Каролина казалась себе полной дурой, неспособной сложить два и два. Она потерла виски. Куда обычно идешь, если нужны документы? Каролина посмотрела на часы: почти восемь. Мэрия уже закрылась на выходные. На столе Спайви она отыскала список телефонов экстренных служб и набрала сотовый начальника окружной канцелярии. Тот ответил после первого гудка, фоном слышался шум ресторана. Представившись, Каролина извинилась за поздний звонок.
– Моя просьба покажется странной, но до понедельника дело не терпит, – сказала она. – Вы регистрируете тех, кто запрашивает документы? Мне нужно выяснить, кто интересовался судебной тяжбой Джона Лэндерса.
– Торговца яхтами.
– Верно.
– Я перезвоню.
Через две минуты раздался звонок:
– Дэвид Никелл.
Каролина поискала ручку:
– Ой, одну секунду.
– Ничего-ничего. Я только что дал взбучку служащему, который отправил ему копии судебных документов почтой. В Спрингдейл. Грубейшее нарушение. Документы выдаются только на руки. Никаких исключений. Можете жаловаться на свою горькую судьбину, плакаться, что живете в глуши, – мы не отправляем документы почтой.
– Когда они ушли?
– Мой сильно обгадившийся чиновник говорит, что отправил на этой неделе. Наверняка Дэвид Никелл его подмазал. Придется уволить подлеца.
– Не знаете, Никелл предъявил удостоверение личности?
– Иначе документы не получить.
Каролина затаила дыхание:
– А как он выглядел?
– Чиновник говорит, лысый и бородатый.
– Адрес дадите? – рискнула Каролина.
– Может, в понедельник?
– Нет, это поздно. И хорошо бы ваш подчиненный сегодня же к нам заглянул.
– Ладно, попробую. – Начальник повесил трубку.
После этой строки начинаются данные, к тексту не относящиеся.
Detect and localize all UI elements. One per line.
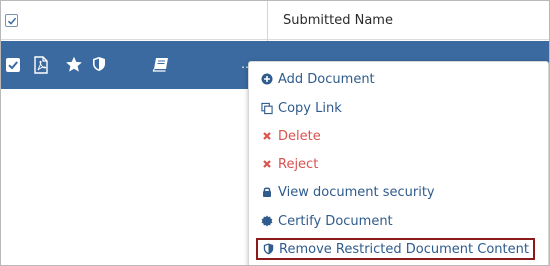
x-icon xyxy=(261,158,273,170)
document-table: Submitted Name Add Document Copy Link De… xyxy=(0,0,550,266)
plus-circle-icon xyxy=(261,73,273,85)
book-icon[interactable] xyxy=(152,57,170,72)
select-all-checkbox[interactable] xyxy=(5,14,18,27)
checkmark-icon xyxy=(8,61,18,70)
menu-item-delete[interactable]: Delete xyxy=(261,125,321,147)
lock-icon xyxy=(261,186,273,198)
menu-item-remove-restricted-content[interactable]: Remove Restricted Document Content xyxy=(256,238,535,260)
menu-item-label: View document security xyxy=(278,184,435,200)
menu-item-reject[interactable]: Reject xyxy=(261,153,318,175)
star-icon[interactable] xyxy=(65,56,83,73)
menu-item-label: Reject xyxy=(278,156,319,172)
menu-item-label: Add Document xyxy=(278,71,375,87)
pdf-icon[interactable] xyxy=(33,56,49,74)
menu-item-label: Remove Restricted Document Content xyxy=(279,241,529,257)
menu-item-view-document-security[interactable]: View document security xyxy=(261,181,435,203)
submitted-name-column-header[interactable]: Submitted Name xyxy=(283,13,393,28)
menu-item-add-document[interactable]: Add Document xyxy=(261,68,375,90)
table-header: Submitted Name xyxy=(1,1,549,40)
checkmark-icon xyxy=(7,17,17,25)
menu-item-label: Certify Document xyxy=(278,213,393,229)
menu-item-label: Copy Link xyxy=(278,100,342,116)
x-icon xyxy=(261,130,273,142)
menu-item-certify-document[interactable]: Certify Document xyxy=(261,210,393,232)
menu-item-copy-link[interactable]: Copy Link xyxy=(261,97,342,119)
row-checkbox[interactable] xyxy=(6,58,20,72)
context-menu: Add Document Copy Link Delete Reject Vie… xyxy=(248,61,549,265)
certificate-icon xyxy=(261,215,273,227)
shield-icon[interactable] xyxy=(92,56,106,72)
shield-icon xyxy=(262,243,274,255)
menu-item-label: Delete xyxy=(278,128,321,144)
copy-icon xyxy=(261,102,273,114)
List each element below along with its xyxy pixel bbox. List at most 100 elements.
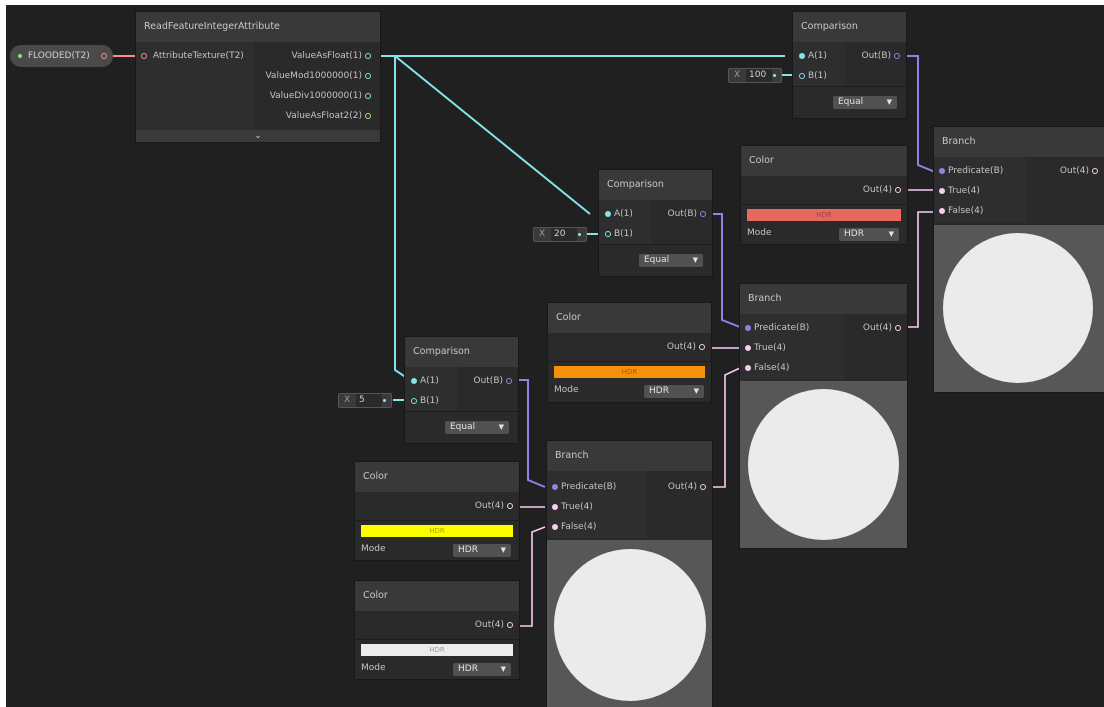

Дэвид Никелл. Каролина взяла телефонный справочник Спрингдейла. Есть: Дэвид и Анжела Никелл. В адресе только номер шоссе – видимо, супруги жили в глуши. Каролина позвонила по указанному телефону – никто не откликнулся, даже автоответчик. Она открыла базу данных и проверила Дэвида Никелла в списках доносчиков, свидетелей, подозреваемых, жертв. Пусто.
Каролина перешла к другому компьютеру и пробила имя по всем картотекам преступников – местной, штата и национальной. Базы выдали нескольких Дэвидов Никеллов, тогда она сузила круг поиска, добавив слово «Спрингдейл», и вскоре получила номер социального страхования. Этот Дэвид М. Никелл, сорока двух лет, житель Спрингдейла, привлекался к ответственности за домашнее насилие в отношении Анжелы Никеля и трижды – за вождение в нетрезвом виде. Два месяца назад его вновь арестовали на западе штата: пьяный, на угнанной машине он пытался уйти от полицейской погони. В изоляторе Такомы ожидал суда. Фотография представила лысого бородача в очках. Каролина вспомнила, что свидетели, описывая предполагаемого Ленни Райана, упоминали густую бороду и бейсболку.
Если Дэвид Никеля сидел за угон, значит, кто-то другой сделал запрос о Джоне Лэндерсе. Если Дэвида Никелла взяли в ворованной машине, значит, человек с его удостоверением вполне мог разъезжать в его автомобиле.
Каролина уже убедила себя, что к ее дому подъезжал не Ленни Райан, а какой-то парень с пивом. Но теперь не сильно удивилась, когда по номеру социального страхования выяснила марку машины Никелла – красный «ниссан-сентра» 92 года.
Откинувшись на стуле, Каролина уставилась в потолок. Как, пожалуй, всякий человек, она надеялась остаться в стороне от событий собственной жизни, не замочившись в их стремительном потоке, но теперь с удивлением поняла, что ее тащит тем же течением, с которым она так долго боролась.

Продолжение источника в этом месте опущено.